Y a-t-il d’autres artistes ou styles de musique qui t’influencent?
Premièrement, il y a la musique moyen-orientale, plus spécifiquement celle du début et du milieu du 20e siècle; c’est la première musique que j’ai connue. Les rythmes rapides et complexes, le mawwal (genre vocal), les maqams (modes); c’est ce que j’en retiens le plus. Ensuite, c’est la musique instrumentale dite savante; plus spécifiquement le travail de Beethoven, Chopin, Liszt, Debussy, Bartok, mais il y en a tellement d’autres. J’ai suivi une formation en piano classique pour plus d’une dizaine d’années; cet apprentissage m’a formé et influence ma musique surtout au niveau de la polyphonie et de l’organisation formelle. Puis finalement, c’est le drum & bass qui me captive beaucoup et ce depuis une quinzaine d’années; le neuro-funk plus particulièrement, pour ses rythmes articulés et rapides, sa rigueur organisationnelle et ses timbres électroniques.
Pour ce qui est des artistes électroacoustiques qui m’influencent, en voici quelques- uns: Ake Parmerud, David Berezan, Karlheinz Stockhausen, Manuella Blackburn, Taylor Deupree, Richard Chartier, Alva Noto.
J’ai vu une vidéo-musique que tu as présentée là la dernière édition d’Akousma (Shapeshifter). La musique y était plus rythmée/pulsée que dans tes pièces électroacoustiques auxquelles nous sommes habitués. Est-ce que la vidéo appelle à une musique différente?
Oui. L’usage des deux médiums appelle à une certaine retenue. Une surdose d’information pourrait devenir aliénante pour l’auditeur et donc le message transmis pourrait être moins bien reçu. Cela dit, je ne crois pas qu’il soit nécessaire que la musique suive une pulsation rigoureuse; c’était plutôt ma façon de complimenter l’esthétique géométrique du visuel. Mais le souci d’une simplicité, d’une familiarité musicale se trouvait définitivement dans mes intentions.
Est-ce que la vidéo est un medium que tu veux développer de plus en plus?
Oui, c’est une forme artistique qui m’intéresse beaucoup.
Y a-t-il d’autres formes d’art ou styles de musique que tu comptes développer?
Oui, je compte expérimenter de plus en plus avec la musique performative, c’est à dire incluant plus d’interventions en temps réel. Je compte également explorer différentes facettes de la musique électronique populaire.

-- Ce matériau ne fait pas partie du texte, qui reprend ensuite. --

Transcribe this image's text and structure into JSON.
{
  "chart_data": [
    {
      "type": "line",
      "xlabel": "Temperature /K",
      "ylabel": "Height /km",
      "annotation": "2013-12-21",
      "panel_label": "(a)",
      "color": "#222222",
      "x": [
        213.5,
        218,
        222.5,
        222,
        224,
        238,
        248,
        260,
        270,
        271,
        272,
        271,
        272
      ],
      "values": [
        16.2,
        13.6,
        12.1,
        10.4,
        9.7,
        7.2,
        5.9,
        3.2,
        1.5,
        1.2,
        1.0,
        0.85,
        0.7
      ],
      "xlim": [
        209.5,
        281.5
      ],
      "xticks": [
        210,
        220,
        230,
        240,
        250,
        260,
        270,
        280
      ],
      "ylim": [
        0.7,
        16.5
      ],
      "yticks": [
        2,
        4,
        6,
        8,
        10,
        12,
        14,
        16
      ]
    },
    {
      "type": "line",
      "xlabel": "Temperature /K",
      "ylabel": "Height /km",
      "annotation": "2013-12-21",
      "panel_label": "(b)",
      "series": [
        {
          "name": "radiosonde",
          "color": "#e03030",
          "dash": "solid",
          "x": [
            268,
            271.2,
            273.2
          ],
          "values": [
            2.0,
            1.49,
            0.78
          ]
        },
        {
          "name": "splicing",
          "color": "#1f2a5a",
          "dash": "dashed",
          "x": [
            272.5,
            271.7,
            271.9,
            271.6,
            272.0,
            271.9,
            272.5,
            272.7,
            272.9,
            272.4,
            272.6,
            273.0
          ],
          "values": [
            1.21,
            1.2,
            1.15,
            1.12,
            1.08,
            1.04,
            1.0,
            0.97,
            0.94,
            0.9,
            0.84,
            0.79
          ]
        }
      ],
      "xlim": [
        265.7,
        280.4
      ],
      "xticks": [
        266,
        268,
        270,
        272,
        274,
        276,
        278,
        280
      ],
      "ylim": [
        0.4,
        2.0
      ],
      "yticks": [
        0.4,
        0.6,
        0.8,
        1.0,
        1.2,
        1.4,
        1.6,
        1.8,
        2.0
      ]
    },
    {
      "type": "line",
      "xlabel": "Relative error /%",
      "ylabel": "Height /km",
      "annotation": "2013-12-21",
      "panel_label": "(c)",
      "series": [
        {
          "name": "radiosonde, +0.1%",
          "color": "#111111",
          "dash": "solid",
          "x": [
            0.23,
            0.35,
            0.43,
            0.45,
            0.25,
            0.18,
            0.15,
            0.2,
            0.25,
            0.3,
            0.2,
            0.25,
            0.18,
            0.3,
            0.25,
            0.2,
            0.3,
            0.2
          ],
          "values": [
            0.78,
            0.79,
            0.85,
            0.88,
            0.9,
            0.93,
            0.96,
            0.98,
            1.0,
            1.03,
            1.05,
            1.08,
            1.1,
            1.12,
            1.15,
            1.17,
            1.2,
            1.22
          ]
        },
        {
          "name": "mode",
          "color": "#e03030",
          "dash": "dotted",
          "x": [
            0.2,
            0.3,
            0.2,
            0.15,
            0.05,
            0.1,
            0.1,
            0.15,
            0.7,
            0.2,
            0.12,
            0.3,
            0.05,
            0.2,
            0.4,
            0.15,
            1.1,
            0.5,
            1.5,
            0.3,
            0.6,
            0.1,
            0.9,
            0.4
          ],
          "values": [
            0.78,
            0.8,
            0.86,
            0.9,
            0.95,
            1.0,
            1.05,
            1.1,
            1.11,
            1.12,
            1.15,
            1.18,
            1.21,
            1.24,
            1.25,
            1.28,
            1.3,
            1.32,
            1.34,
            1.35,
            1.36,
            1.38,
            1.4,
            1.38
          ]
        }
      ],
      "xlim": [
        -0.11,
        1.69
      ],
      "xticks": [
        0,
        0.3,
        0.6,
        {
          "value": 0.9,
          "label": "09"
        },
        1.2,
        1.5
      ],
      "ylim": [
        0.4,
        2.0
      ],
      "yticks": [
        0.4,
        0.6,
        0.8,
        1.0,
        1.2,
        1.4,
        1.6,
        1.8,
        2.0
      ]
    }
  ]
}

Quels sont tes projets à venir?
Je travaille actuellement sur une nouvelle pièce audio-visuelle qui sera diffusée lors du festival de vidéo-musique de Montréal au mois d’Avril. Je présenterai aussi une pièce mixte pour partie fixe, traitements en temps-réel et orgue de sirène (instrument inventé par Jean-François Laporte), lors du Totem Électrique en Juin. Je prépare une performance électroacoustique « live » pour un concert Kohlenstoff présenté lors du Suoni per il popolo édition 2015, en Juin aussi. Je compte en plus travailler en collaboration sur un projet de musique électronique et sur une œuvre audio-visuelle durant l’été. Je poursuis aussi mes études au niveau Supérieur II en composition électroacoustique qui se termineront au printemps 2016.